If this were a real store, I would probably rename it to Perosi's Jewelry Design Center. Not only would I rebrand all my marketing around custom design, but I would also change the presentation inside the store to fully support an atmosphere that promotes custom design instead of picking boring items out of a showcase.
Coinciding your new branding with remodeling and a store name change will transform you from the same old local jeweler into an exciting new concept that attracts a different set of clients. Those clients are the ones who walk in expecting that their custom design item will cost anywhere from $2200 to $4500.
Sure, you might lose the people coming in looking for a $10 watch battery, but do you really care?
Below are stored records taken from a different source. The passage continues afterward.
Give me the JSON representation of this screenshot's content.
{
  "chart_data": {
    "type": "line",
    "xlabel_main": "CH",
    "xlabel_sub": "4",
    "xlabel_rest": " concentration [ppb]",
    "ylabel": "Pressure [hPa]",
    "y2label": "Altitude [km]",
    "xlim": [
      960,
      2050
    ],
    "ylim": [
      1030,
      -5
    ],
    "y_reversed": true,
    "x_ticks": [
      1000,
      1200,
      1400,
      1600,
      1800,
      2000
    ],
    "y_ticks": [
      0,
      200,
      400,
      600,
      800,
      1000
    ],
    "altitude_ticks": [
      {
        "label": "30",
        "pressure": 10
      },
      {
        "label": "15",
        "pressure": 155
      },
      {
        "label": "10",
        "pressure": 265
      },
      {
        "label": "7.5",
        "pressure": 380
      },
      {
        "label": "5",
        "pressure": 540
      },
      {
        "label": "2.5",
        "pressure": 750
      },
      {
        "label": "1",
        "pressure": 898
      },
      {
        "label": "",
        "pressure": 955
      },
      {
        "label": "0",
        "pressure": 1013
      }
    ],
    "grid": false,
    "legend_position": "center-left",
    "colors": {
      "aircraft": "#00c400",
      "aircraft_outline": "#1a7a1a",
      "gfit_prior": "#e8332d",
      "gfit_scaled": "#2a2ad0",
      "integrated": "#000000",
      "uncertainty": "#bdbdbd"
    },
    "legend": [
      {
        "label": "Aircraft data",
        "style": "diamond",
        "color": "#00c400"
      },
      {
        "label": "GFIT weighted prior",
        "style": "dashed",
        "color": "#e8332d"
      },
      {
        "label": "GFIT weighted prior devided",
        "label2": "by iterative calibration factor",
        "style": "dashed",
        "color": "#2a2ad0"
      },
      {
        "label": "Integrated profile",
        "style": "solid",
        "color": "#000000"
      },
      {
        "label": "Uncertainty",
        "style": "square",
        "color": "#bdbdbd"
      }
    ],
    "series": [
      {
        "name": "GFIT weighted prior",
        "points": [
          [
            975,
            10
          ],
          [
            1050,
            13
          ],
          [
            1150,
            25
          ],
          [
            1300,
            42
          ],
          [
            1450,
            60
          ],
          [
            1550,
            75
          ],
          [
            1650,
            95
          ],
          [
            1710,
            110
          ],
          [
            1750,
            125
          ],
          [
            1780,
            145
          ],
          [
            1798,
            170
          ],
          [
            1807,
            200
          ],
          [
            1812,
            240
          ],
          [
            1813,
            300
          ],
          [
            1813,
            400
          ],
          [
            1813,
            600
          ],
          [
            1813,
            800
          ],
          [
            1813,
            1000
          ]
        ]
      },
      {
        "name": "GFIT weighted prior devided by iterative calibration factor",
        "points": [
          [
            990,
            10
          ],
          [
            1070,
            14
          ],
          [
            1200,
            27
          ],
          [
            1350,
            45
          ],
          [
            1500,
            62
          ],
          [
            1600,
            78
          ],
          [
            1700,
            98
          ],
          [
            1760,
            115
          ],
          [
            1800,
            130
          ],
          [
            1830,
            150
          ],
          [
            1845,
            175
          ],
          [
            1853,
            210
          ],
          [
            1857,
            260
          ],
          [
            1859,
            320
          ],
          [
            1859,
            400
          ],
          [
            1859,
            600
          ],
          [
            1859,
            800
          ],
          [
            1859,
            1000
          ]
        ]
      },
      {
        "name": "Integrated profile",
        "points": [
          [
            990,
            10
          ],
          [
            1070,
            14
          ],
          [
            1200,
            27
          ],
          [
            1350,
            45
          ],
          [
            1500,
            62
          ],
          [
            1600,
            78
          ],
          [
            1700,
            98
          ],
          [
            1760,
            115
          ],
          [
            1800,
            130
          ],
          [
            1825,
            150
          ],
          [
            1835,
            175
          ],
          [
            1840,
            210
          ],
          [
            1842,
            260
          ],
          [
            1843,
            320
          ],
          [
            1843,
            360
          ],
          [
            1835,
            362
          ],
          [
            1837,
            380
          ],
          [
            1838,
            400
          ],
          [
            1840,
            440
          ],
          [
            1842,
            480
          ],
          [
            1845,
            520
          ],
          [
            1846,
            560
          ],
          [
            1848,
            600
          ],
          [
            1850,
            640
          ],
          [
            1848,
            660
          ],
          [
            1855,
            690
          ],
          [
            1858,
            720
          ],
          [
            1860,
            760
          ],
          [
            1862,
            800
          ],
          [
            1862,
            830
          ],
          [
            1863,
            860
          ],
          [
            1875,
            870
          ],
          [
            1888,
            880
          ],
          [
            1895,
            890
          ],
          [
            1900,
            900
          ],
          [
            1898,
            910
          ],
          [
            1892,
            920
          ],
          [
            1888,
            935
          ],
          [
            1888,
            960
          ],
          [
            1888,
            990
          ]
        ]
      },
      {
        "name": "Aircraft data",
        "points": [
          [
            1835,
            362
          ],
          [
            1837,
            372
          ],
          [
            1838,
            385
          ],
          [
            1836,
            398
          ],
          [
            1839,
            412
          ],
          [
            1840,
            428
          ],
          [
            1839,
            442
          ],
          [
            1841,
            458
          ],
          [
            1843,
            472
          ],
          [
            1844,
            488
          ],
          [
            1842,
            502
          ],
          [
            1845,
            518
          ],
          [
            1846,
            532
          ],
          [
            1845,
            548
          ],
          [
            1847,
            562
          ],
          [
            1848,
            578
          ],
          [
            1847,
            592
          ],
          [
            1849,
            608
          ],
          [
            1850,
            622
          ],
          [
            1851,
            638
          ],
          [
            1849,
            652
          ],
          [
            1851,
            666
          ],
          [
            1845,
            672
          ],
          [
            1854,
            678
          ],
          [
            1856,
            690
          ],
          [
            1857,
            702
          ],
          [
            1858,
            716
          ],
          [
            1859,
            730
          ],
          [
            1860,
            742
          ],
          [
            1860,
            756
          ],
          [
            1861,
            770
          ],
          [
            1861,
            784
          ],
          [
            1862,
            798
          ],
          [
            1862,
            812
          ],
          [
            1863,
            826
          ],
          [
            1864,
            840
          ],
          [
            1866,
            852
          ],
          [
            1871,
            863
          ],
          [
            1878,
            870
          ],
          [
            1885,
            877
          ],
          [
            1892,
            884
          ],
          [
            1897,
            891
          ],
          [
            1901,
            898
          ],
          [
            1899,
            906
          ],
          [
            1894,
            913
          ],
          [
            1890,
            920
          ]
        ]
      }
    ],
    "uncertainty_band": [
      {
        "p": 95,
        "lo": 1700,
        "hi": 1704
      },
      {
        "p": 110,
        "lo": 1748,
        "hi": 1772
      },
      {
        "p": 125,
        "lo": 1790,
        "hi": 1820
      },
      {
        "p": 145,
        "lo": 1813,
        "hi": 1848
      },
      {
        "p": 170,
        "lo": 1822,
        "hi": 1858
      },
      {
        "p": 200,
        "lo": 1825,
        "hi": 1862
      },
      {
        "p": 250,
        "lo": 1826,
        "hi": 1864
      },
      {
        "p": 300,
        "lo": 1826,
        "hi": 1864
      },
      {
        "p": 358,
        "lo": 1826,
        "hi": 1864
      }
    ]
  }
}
You'd have to change 220 watch batteries to have the same sales volume as a single $2200 ring.
You might also lose all those $40 bead sales, but again, how much time do you spend with people sifting through your bead displays before you manage to sell 55 of them? It's much better to service one customer for $2200 than 55 people at $2200.
Conclusion: Throw Back A Few
I never really know where these Nuggets will wind up when I start writing. This wasn't so much a #ThrowbackThursday as I thought, but a bit of a mix of Google name changes and why you might want to change your own name.
Seriously though, give this some thought. Does your business need a severe change to help it to the next level? Or get it out of a rut? Go throw back a few tonight and give this some thought.
Changing your name gives you the opportunity to start over with the wisdom you've gained from the previous incantation of the business.
Take it from me, that rebranding your business creates a lot of new business opportunities as long as you are correctly renaming yourself to better describe how your business has grown.
And remember, it's nobody's business but the Turks'.